At the beginning of World War II, the Alameda Works was re-established as the Bethlehem Alameda Shipyard, and modernized and expanded to include new shipways and on-site worker housing. During the war, the yard repaired more than 1,000 vessels and produced P-2 troop transport ships, and it continued to produce structural steel. Shipbuilding came to an end in the early 1950s and the yard was closed in 1956.
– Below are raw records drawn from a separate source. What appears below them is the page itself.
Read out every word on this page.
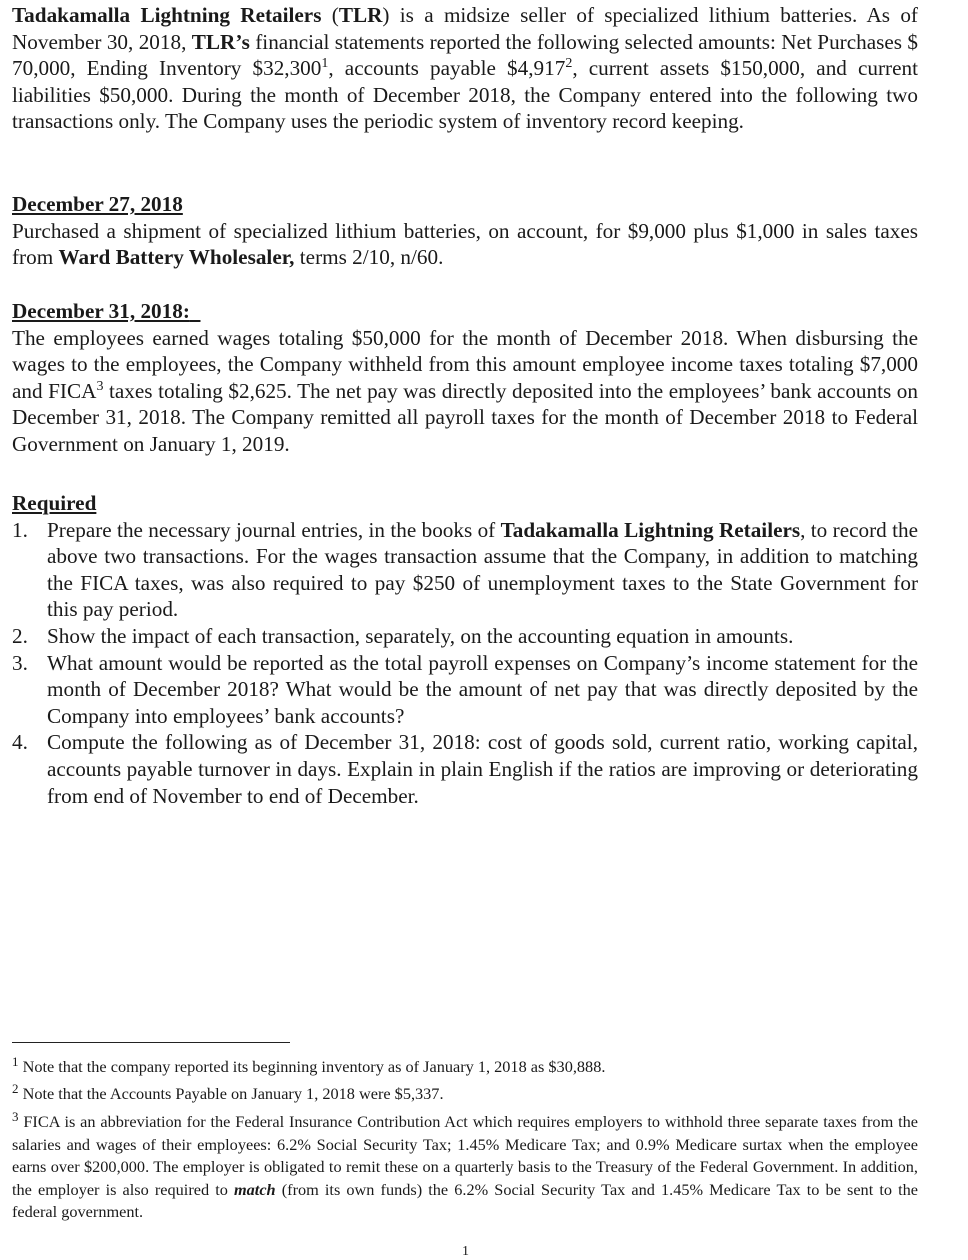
Tadakamalla Lightning Retailers (TLR) is a midsize seller of specialized lithium batteries. As of November 30, 2018, TLR’s financial statements reported the following selected amounts: Net Purchases $ 70,000, Ending Inventory $32,300$^1$, accounts payable $4,917$^2$, current assets $150,000, and current liabilities $50,000. During the month of December 2018, the Company entered into the following two transactions only. The Company uses the periodic system of inventory record keeping.

December 27, 2018

Purchased a shipment of specialized lithium batteries, on account, for $9,000 plus $1,000 in sales taxes from Ward Battery Wholesaler, terms 2/10, n/60.

December 31, 2018:

The employees earned wages totaling $50,000 for the month of December 2018. When disbursing the wages to the employees, the Company withheld from this amount employee income taxes totaling $7,000 and FICA$^3$ taxes totaling $2,625. The net pay was directly deposited into the employees’ bank accounts on December 31, 2018. The Company remitted all payroll taxes for the month of December 2018 to Federal Government on January 1, 2019.

Required

1. Prepare the necessary journal entries, in the books of Tadakamalla Lightning Retailers, to record the above two transactions. For the wages transaction assume that the Company, in addition to matching the FICA taxes, was also required to pay $250 of unemployment taxes to the State Government for this pay period.
2. Show the impact of each transaction, separately, on the accounting equation in amounts.
3. What amount would be reported as the total payroll expenses on Company’s income statement for the month of December 2018? What would be the amount of net pay that was directly deposited by the Company into employees’ bank accounts?
4. Compute the following as of December 31, 2018: cost of goods sold, current ratio, working capital, accounts payable turnover in days. Explain in plain English if the ratios are improving or deteriorating from end of November to end of December.

$^1$ Note that the company reported its beginning inventory as of January 1, 2018 as $30,888.

$^2$ Note that the Accounts Payable on January 1, 2018 were $5,337.

$^3$ FICA is an abbreviation for the Federal Insurance Contribution Act which requires employers to withhold three separate taxes from the salaries and wages of their employees: 6.2% Social Security Tax; 1.45% Medicare Tax; and 0.9% Medicare surtax when the employee earns over $200,000. The employer is obligated to remit these on a quarterly basis to the Treasury of the Federal Government. In addition, the employer is also required to match (from its own funds) the 6.2% Social Security Tax and 1.45% Medicare Tax to be sent to the federal government.

1
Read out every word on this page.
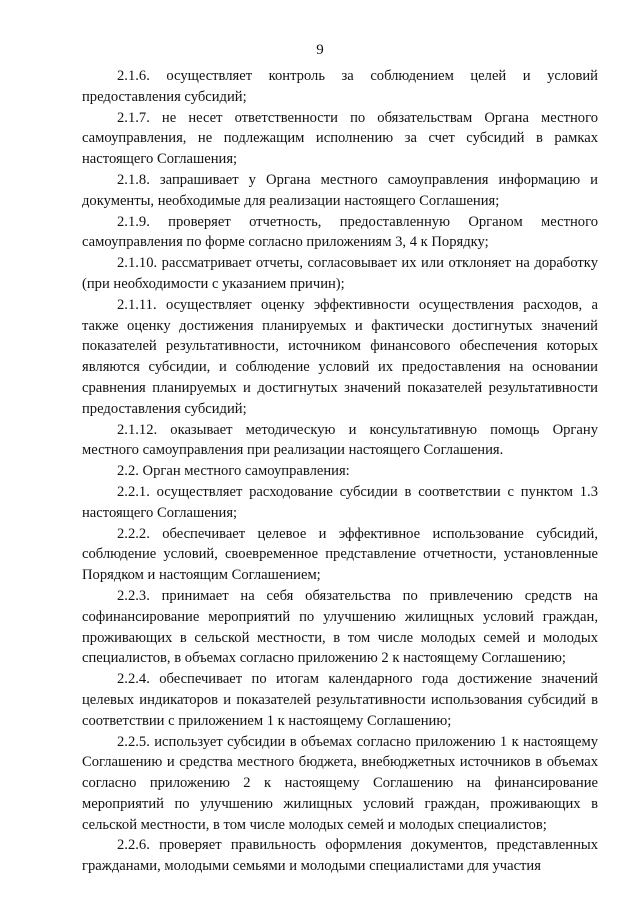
9

2.1.6. осуществляет контроль за соблюдением целей и условий предоставления субсидий;

2.1.7. не несет ответственности по обязательствам Органа местного самоуправления, не подлежащим исполнению за счет субсидий в рамках настоящего Соглашения;

2.1.8. запрашивает у Органа местного самоуправления информацию и документы, необходимые для реализации настоящего Соглашения;

2.1.9. проверяет отчетность, предоставленную Органом местного самоуправления по форме согласно приложениям 3, 4 к Порядку;

2.1.10. рассматривает отчеты, согласовывает их или отклоняет на доработку (при необходимости с указанием причин);

2.1.11. осуществляет оценку эффективности осуществления расходов, а также оценку достижения планируемых и фактически достигнутых значений показателей результативности, источником финансового обеспечения которых являются субсидии, и соблюдение условий их предоставления на основании сравнения планируемых и достигнутых значений показателей результативности предоставления субсидий;

2.1.12. оказывает методическую и консультативную помощь Органу местного самоуправления при реализации настоящего Соглашения.

2.2. Орган местного самоуправления:

2.2.1. осуществляет расходование субсидии в соответствии с пунктом 1.3 настоящего Соглашения;

2.2.2. обеспечивает целевое и эффективное использование субсидий, соблюдение условий, своевременное представление отчетности, установленные Порядком и настоящим Соглашением;

2.2.3. принимает на себя обязательства по привлечению средств на софинансирование мероприятий по улучшению жилищных условий граждан, проживающих в сельской местности, в том числе молодых семей и молодых специалистов, в объемах согласно приложению 2 к настоящему Соглашению;

2.2.4. обеспечивает по итогам календарного года достижение значений целевых индикаторов и показателей результативности использования субсидий в соответствии с приложением 1 к настоящему Соглашению;

2.2.5. использует субсидии в объемах согласно приложению 1 к настоящему Соглашению и средства местного бюджета, внебюджетных источников в объемах согласно приложению 2 к настоящему Соглашению на финансирование мероприятий по улучшению жилищных условий граждан, проживающих в сельской местности, в том числе молодых семей и молодых специалистов;

2.2.6. проверяет правильность оформления документов, представленных гражданами, молодыми семьями и молодыми специалистами для участия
[photo] Union Iron Works Powerhouse, the last building to remain from the once-sprawling Alameda Works shipyard
Photo courtesy of the National Trust for Historic Preservation

Designed by San Francisco architect Frederick H. Meyer, the Union Iron Works Powerhouse stands as the last remnant of the Alameda Works Shipyard. Meyer was one of San Francisco's leading architects between 1905-1955 and is best known for his role in the development of the San Francisco Civic Center, for his many downtown San Francisco office buildings and for his careful and imaginative use of orthodox ornamental detail. The Union Iron Works Powerhouse is a one-story rectangular industrial building, 25 feet high, 53 feet wide and 110 feet long, which rests on a concrete base. Borrowing imagery from classical antiquity and the Renaissance, the powerhouse is an excellent example of a building type--the "beautiful" power house--for which the Bay Area was nationally known. It contained several large generators and was constructed specifically to meet the massive electricity requirements of the yards. Today, the little building that once powered an entire shipyard has been converted into private office space.

The Union Iron Works Powerhouse is located at 2308 Webster St. in Alameda, California. Take the Posey Tube south from Oakland to the island of Alameda, where the Posey Tube becomes Webster St . The Union Iron Works Powerhouse is within 1,000 feet of entering the island. Now a private office space, it is closed to the public.